John Steele Gordon explains in a recent edition of Hillsdale College’s Imprimis how the history of American medical insurance has helped lead to present-day challenges.
The original hospital insurance also contained the seeds of two other major economic dislocations, unnoticed in the beginning, that have come to loom large. The first dislocation is that while people purchased hospital plans to be protected against unpredictable medical expenses, the plans only paid off if the medical expenses were incurred in a hospital. As a result, cases that could be treated on an outpatient basis instead became much more likely to be treated in the hospital—the most expensive form of medical care.
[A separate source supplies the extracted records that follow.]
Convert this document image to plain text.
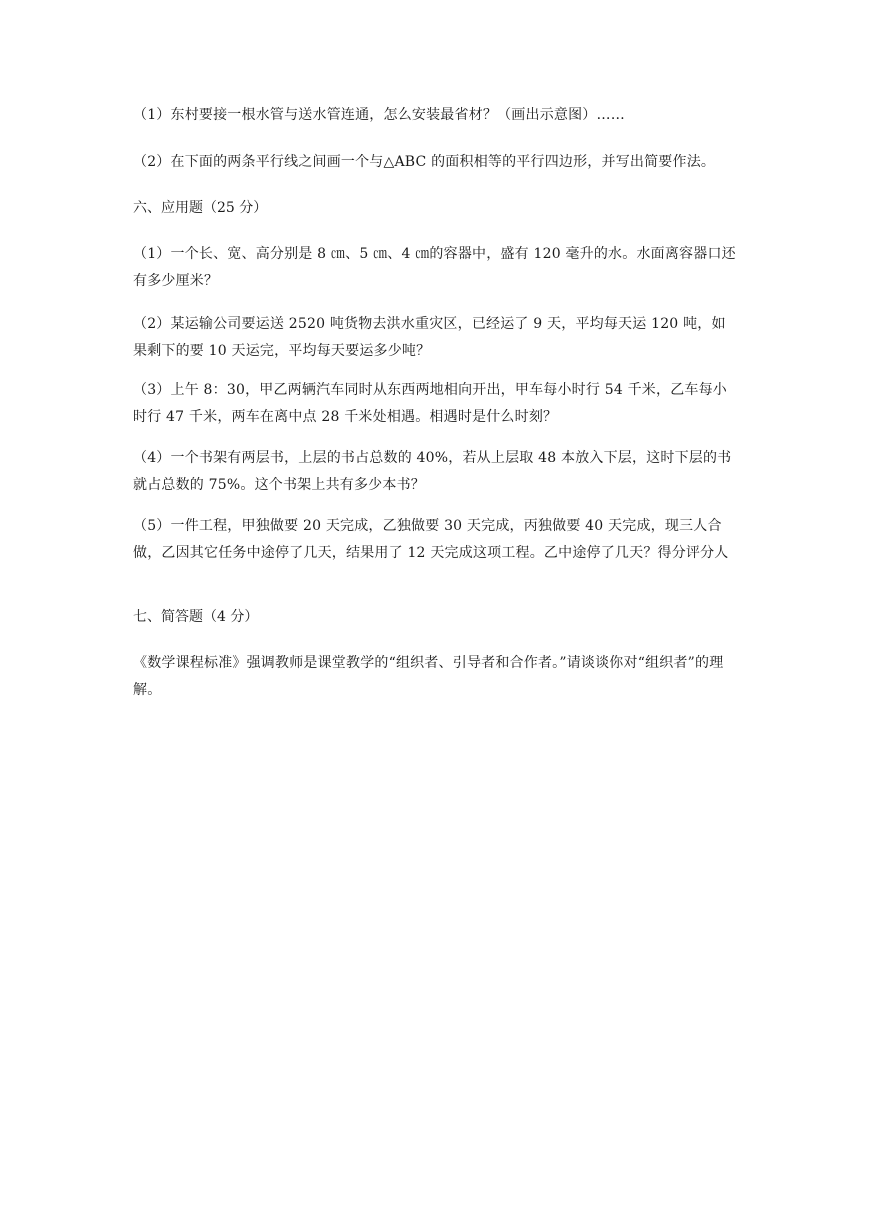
（1）东村要接一根水管与送水管连通，怎么安装最省材？（画出示意图）……
（2）在下面的两条平行线之间画一个与△ABC 的面积相等的平行四边形，并写出简要作法。
六、应用题（25 分）
（1）一个长、宽、高分别是 8 ㎝、5 ㎝、4 ㎝的容器中，盛有 120 毫升的水。水面离容器口还有多少厘米？
（2）某运输公司要运送 2520 吨货物去洪水重灾区，已经运了 9 天，平均每天运 120 吨，如果剩下的要 10 天运完，平均每天要运多少吨？
（3）上午 8：30，甲乙两辆汽车同时从东西两地相向开出，甲车每小时行 54 千米，乙车每小时行 47 千米，两车在离中点 28 千米处相遇。相遇时是什么时刻？
（4）一个书架有两层书，上层的书占总数的 40%，若从上层取 48 本放入下层，这时下层的书就占总数的 75%。这个书架上共有多少本书？
（5）一件工程，甲独做要 20 天完成，乙独做要 30 天完成，丙独做要 40 天完成，现三人合做，乙因其它任务中途停了几天，结果用了 12 天完成这项工程。乙中途停了几天？得分评分人
七、简答题（4 分）
《数学课程标准》强调教师是课堂教学的“组织者、引导者和合作者。”请谈谈你对“组织者”的理解。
The second dislocation was that hospital insurance did not provide indemnity coverage, which is when the insurance company pays for a loss and the customer decides how best to deal with it. Rather than indemnification, the insurance company provided service benefits. In other words, it paid the bill for services covered by the policy, whatever the bill was. As a result, there was little incentive for the consumer of medical services to shop around. With someone else paying, patients quickly became relatively indifferent to the cost of medical care.
These dislocations perfectly suited the hospitals, which wanted to maximize the amount of services they provided and thereby maximize their cash flow. If patients are indifferent to the costs of medical services they buy, they are much more likely to buy more of them and the cost of each service is likely to go up. There is no price competition to keep prices in check.
Predictably, the medical profession began to lobby in favor of retaining this system.